Tricoteio

...nove o quê? Novelo. A vida é um novelo, vovó?

Vovó conversava pouco, mas falava muito sozinha. E sempre bem baixinho. A TV vivia ligada na Globo enquanto ela tricotava. Novela lá, novelo aqui, parecia nem dar bola para o beijo do Fagundes na Patrícia Pilar, mas ai de quem mudasse de canal.

Eu ficava sentada na almofada tricotada com a cara do Papai Noel para acompanhar a investigação do caso Odete Roitman. E ao mesmo tempo tentava desvendar também os pensamentos da vovó, que eram abafados pela Regina Duarte gritando muito para vender sanduíches na praia.

Ouvir a vovó tricotando sempre foi a minha novela preferida. Ela contava histórias enquanto contava as carreiras e os pontos viravam personagens dessa festa toda. Eles têm nome e tudo, sabia? Ponto waffle, borboleta, areia, espiga, alegro, samambaia, ajour... E tinha até o ponto galã de novela, Mock Granny, que eu imaginava o Tarcísio Meira. Vovó gostava tanto do Tarcísio Meira que criei uma história só para ela ser a mocinha, a bela francesa Ajour.

...nove o quê?
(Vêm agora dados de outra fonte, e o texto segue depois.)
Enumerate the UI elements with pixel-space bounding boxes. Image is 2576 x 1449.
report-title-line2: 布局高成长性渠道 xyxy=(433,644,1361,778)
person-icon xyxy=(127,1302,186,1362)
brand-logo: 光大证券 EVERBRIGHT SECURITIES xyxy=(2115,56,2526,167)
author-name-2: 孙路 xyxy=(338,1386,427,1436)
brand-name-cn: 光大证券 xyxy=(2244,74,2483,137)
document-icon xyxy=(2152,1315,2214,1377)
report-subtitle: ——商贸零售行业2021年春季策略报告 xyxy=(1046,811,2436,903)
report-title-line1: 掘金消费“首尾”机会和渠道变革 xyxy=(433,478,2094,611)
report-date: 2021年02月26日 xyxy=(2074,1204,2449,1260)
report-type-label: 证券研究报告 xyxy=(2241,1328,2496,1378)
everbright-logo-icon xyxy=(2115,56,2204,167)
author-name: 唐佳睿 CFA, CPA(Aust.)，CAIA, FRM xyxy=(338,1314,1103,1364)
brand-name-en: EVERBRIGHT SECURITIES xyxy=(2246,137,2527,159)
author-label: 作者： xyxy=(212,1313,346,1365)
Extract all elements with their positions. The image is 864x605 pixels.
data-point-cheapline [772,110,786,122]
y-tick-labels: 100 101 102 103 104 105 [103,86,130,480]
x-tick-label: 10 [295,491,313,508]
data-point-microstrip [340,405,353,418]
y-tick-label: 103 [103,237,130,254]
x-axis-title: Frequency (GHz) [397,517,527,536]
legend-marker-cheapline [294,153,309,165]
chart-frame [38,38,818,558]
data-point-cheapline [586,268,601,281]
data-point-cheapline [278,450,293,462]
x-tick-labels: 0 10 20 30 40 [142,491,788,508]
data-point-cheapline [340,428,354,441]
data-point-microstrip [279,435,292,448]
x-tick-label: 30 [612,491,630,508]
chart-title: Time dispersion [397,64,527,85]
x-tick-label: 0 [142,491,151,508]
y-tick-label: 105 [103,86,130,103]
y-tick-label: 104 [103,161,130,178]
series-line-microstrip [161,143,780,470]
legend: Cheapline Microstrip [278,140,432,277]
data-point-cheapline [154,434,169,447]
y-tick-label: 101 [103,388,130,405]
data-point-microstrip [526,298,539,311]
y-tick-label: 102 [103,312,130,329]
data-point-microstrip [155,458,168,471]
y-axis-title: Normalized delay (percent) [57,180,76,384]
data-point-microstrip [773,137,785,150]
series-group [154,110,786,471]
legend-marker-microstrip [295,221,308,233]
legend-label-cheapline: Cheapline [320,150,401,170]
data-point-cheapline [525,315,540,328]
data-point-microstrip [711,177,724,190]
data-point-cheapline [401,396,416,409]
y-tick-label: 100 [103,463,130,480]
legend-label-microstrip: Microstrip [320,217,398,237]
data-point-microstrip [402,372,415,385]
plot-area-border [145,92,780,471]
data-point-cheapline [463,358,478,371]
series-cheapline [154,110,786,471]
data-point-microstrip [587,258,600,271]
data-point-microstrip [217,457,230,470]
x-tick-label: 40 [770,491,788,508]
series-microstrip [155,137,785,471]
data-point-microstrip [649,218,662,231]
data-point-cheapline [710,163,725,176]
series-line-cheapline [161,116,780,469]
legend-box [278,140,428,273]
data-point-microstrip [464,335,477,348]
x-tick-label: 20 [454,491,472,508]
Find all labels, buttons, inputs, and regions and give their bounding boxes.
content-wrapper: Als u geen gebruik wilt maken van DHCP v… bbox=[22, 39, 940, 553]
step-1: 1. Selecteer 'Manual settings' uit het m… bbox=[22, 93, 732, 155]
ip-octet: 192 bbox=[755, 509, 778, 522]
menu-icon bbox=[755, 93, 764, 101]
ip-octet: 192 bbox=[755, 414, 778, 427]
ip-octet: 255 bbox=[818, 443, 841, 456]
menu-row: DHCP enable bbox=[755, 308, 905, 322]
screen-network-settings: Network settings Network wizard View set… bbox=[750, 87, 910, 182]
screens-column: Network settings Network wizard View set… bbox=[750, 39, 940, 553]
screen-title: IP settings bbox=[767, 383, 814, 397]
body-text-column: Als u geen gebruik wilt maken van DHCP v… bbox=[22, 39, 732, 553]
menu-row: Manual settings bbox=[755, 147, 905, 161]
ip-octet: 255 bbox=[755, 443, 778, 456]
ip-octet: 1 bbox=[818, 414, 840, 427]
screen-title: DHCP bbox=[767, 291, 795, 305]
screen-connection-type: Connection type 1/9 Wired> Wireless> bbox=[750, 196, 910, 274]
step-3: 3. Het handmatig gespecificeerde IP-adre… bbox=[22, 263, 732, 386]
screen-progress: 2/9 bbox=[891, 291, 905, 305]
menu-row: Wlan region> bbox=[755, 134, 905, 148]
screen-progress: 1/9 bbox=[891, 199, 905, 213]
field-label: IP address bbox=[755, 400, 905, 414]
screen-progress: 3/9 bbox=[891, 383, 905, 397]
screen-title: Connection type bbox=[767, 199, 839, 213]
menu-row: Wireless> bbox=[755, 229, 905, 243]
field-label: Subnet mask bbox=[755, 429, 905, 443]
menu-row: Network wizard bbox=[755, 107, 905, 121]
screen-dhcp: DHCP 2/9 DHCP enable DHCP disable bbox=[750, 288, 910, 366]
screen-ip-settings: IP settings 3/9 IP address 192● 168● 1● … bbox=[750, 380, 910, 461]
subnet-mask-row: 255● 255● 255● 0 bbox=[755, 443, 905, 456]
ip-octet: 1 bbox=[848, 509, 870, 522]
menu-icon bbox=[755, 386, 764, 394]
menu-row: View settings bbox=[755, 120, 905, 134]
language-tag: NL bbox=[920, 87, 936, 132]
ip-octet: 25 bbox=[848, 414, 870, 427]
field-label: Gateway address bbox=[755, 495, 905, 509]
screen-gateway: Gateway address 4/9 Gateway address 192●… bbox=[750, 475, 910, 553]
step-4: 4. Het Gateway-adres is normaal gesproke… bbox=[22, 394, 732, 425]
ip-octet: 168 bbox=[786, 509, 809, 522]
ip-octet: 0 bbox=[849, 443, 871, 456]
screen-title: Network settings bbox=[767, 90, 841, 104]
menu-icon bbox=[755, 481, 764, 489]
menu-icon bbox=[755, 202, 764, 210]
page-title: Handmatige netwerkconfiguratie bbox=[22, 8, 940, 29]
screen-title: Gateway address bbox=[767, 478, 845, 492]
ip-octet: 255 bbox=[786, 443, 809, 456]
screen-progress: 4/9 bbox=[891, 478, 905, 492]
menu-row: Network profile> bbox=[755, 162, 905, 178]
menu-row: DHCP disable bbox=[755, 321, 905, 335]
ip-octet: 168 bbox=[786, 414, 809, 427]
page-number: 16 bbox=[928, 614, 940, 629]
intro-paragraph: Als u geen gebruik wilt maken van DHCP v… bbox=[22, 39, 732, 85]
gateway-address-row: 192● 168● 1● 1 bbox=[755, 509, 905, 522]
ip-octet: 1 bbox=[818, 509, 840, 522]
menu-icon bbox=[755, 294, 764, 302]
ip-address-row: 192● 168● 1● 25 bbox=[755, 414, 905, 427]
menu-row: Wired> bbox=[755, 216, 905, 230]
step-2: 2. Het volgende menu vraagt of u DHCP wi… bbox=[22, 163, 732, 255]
Novelo. A vida é um novelo? Eu queria entender como é isso, vovó? Ela esperou o comercial e sussurrou que tudo tudinho está ligado, repare só. Até parece confuso, mas no desenrolar e tricotear a trama ganha sentido. Eu não sabia se tinha entendido direito, mas achei um barato imaginar todas as minhas histórias emaranhadas como a lã que ela tinha nas mãos.

Vovó falava sobre a novela. Mas naquela confusão de cachecóis, agulhas e a cantoria do Magal anunciando a Rainha da Sucata, eu entendi novelo.